Travel Advice for July-August: Don't
After decades in France of watching the summer news reports of July-August road congestion, we ignored our own resolutions and hit the road. Early one Saturday morning - 5 AM to "avoid the rush" - we joined the A8 autoroute heading west. Leaving the overly busy Cote d'Azur for the Southwest of France. 5 AM, Saturday, and the autoroute was already busy, but moving.
Weekdays are probably acceptable, but weekend travel on autoroutes during July and August are definitely to be avoided if at all possible. Traffic is very, very heavy, even with pre-dawn departures.
Toll booths (péages) cause huge blockages. We have an electronic pass card that lets us use "express" lanes, but even with that advantage the delays are painful. Without that, it's extremely painful.
Any slowdown along the autoroute, from a prior accident, lane narrowing, or some other cause, results in traffic jams (bouchons) that take hours to clear up. Passing a "bouchon" area, well after the original cause is gone, can be an hour or two of stop-go inching along. You're never stopped long enough to shut off the engine, so you're moving very slowly in a river of running motors.
Ahh. Turnoff and rest stop ahead! We'll just slide out of this mess and have a leisurely cup of coffee, a pee and relax for a few moments before rejoining the mass movement. What's this? No place to park? The rest stop is jammed. Cars circling like sharks looking for the weakness of a car pulling out and freeing a space.
Driver waits in the car while passengers go in to use the facilities and get the required number of coffees from the waiting vending machines.
Long minutes in the car and then pouncing on a vacated spot to park. Driver heads in to the facilities, ready to sip on the coffee that's been purchased for him or her. But the preceding coffee-searchers are still in the queue for the toilets, nearly half way to the front by now. Only a few more minutes to the pause that truly refreshes.
Finally refreshed! Now for the vending machines. With all the mobs, half the machines are empty or out of action. Still, some are working, so a nice cup of machine-made coffee. Ah, well, better than nothing - we suppose.
Now, back in the car, back on the road, and back on our way. Well, back on the road anyway. Remember all those other vehicles out there? It's now way past sun-up, and the early morning heavy traffic has morphed into mid-morning masses of traffic.
Take the earlier description of morning autoroute conditions and multiply by x.
Next year, vacations requiring autoroute travel will exclude July and August, and definitely exclude weekends.
First weekend July: Bad. Start of the French holidays. A third of all French in the Paris region are leaving town, mostly heading south.
July 14th weekend (Le quatorze): Very bad. Many French people now take there holidays from mid-July to mid-August.

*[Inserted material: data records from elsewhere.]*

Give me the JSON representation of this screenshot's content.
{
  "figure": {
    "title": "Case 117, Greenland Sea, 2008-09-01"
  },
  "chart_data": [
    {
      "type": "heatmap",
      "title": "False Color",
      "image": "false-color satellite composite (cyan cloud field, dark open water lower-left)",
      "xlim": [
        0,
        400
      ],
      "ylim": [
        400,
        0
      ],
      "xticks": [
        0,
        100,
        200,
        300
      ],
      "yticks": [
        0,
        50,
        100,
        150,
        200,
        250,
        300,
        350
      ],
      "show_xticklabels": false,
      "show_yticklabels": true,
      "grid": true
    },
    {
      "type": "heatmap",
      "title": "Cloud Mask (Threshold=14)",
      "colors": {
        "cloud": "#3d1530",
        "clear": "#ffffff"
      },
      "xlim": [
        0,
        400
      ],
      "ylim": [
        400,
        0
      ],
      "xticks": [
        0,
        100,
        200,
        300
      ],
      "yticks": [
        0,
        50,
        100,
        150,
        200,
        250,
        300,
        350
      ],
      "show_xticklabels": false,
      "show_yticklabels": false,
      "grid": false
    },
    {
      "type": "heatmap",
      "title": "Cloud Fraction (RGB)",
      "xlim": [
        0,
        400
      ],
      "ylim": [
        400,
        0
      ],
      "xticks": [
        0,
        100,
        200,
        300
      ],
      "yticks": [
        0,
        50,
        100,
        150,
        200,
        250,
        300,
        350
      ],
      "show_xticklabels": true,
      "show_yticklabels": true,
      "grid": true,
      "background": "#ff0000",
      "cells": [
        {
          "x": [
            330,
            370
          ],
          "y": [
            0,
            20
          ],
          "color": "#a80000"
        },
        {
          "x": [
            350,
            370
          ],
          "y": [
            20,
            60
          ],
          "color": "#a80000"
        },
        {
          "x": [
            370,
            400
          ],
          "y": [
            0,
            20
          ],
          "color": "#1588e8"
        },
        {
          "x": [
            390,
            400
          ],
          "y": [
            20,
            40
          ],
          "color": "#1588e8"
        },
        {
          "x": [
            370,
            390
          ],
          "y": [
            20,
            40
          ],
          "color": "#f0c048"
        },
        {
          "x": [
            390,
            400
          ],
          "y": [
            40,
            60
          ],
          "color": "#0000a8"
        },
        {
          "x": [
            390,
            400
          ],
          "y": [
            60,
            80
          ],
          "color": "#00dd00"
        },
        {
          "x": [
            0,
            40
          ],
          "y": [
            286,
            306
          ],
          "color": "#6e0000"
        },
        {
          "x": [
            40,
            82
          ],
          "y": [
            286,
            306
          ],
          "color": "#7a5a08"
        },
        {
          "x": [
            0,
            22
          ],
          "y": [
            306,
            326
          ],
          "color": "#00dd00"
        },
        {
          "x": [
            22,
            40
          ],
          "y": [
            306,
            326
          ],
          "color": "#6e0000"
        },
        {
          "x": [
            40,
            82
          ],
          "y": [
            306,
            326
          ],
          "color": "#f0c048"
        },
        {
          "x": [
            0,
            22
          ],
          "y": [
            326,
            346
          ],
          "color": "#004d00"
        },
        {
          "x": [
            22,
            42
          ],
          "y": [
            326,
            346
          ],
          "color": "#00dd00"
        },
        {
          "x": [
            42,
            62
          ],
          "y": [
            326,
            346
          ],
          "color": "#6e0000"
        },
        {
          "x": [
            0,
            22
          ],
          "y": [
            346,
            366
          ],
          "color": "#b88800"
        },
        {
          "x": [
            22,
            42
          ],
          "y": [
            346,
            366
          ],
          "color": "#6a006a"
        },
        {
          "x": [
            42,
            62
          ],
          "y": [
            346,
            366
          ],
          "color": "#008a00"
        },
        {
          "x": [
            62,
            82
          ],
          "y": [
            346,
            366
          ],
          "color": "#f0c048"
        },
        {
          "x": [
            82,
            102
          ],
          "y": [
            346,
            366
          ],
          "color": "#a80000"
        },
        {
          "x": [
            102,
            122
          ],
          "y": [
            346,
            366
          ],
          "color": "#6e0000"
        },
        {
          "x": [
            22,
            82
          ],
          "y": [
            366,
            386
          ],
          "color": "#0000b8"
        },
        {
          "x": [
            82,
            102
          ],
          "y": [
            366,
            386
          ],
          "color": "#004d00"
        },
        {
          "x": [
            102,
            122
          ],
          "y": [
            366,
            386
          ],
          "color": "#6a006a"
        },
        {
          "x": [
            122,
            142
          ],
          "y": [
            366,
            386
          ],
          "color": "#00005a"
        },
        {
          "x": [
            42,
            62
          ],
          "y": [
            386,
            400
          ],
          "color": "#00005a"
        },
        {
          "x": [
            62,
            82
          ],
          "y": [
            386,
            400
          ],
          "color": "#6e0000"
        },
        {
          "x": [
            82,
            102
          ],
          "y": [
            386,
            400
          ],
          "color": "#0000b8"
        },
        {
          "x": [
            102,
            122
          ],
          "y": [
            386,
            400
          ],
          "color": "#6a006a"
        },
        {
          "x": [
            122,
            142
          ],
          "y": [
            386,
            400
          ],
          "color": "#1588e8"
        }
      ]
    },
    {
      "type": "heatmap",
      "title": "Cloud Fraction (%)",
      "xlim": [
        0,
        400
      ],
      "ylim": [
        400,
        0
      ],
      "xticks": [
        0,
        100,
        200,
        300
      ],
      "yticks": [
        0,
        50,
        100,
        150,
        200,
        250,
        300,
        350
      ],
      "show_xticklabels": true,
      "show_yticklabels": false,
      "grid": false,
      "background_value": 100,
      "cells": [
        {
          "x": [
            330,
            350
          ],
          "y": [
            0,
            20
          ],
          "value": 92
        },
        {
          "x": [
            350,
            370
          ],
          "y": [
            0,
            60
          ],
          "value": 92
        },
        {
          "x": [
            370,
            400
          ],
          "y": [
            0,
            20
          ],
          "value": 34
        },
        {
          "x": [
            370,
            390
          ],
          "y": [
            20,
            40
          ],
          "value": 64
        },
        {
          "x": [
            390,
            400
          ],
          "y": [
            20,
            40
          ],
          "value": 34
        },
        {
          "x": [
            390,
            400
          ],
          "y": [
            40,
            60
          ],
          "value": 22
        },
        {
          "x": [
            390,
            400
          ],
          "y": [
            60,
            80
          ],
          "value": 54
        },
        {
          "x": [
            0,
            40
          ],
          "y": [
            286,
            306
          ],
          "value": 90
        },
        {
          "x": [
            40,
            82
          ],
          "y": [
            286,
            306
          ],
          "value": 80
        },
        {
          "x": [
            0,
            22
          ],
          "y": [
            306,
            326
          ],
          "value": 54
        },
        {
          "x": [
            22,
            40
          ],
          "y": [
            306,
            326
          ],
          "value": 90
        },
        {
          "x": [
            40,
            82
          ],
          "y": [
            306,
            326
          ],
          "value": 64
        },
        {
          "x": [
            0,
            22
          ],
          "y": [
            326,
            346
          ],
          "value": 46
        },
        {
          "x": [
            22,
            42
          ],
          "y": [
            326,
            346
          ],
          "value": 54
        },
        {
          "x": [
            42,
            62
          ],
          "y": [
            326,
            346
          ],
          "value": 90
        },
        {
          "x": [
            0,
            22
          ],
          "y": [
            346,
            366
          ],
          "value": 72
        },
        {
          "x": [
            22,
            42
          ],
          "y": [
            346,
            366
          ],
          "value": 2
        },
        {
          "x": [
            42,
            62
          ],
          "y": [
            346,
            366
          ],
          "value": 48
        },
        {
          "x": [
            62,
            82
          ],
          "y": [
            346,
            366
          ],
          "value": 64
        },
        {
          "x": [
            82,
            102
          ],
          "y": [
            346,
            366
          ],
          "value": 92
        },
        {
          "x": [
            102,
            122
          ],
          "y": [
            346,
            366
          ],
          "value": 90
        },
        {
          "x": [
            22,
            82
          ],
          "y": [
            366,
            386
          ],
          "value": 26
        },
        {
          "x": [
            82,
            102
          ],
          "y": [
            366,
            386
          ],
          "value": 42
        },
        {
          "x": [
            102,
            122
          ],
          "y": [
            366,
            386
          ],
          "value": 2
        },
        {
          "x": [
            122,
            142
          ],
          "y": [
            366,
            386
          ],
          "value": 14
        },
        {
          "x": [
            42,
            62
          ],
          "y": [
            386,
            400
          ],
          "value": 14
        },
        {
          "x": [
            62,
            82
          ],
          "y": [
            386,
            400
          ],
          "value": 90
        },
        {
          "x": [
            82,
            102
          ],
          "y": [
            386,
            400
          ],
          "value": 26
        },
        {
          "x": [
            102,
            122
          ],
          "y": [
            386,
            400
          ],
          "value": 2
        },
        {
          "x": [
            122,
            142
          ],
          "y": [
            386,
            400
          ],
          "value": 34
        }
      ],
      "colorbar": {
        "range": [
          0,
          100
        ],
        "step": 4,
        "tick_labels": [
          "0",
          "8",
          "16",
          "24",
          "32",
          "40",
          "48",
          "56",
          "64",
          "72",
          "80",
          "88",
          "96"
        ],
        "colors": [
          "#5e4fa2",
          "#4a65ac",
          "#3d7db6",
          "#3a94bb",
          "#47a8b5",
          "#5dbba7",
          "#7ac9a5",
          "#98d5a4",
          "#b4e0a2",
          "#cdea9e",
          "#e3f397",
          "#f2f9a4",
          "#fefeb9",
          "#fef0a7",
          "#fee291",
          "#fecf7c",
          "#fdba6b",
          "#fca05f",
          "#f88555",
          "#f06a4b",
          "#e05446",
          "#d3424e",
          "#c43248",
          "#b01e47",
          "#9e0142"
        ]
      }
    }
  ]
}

Weekend end-July/beginning-August: Very, very bad. Le chasse croisée, where the Juilletists are returning and the Aoutians are departing on vacation. The traffic reports gleefully announce how many hundreds of kilometers of "bouchons" along the autoroutes.
August 15th weekend (Le quinze aout): Bad. The mid-July to mid-August crowd returning.
Last weekend August: Bad. The Aoutians returning from vacation, heading back to Paris.
You can check the status of French autoroutes in near-real-time online: traffic online.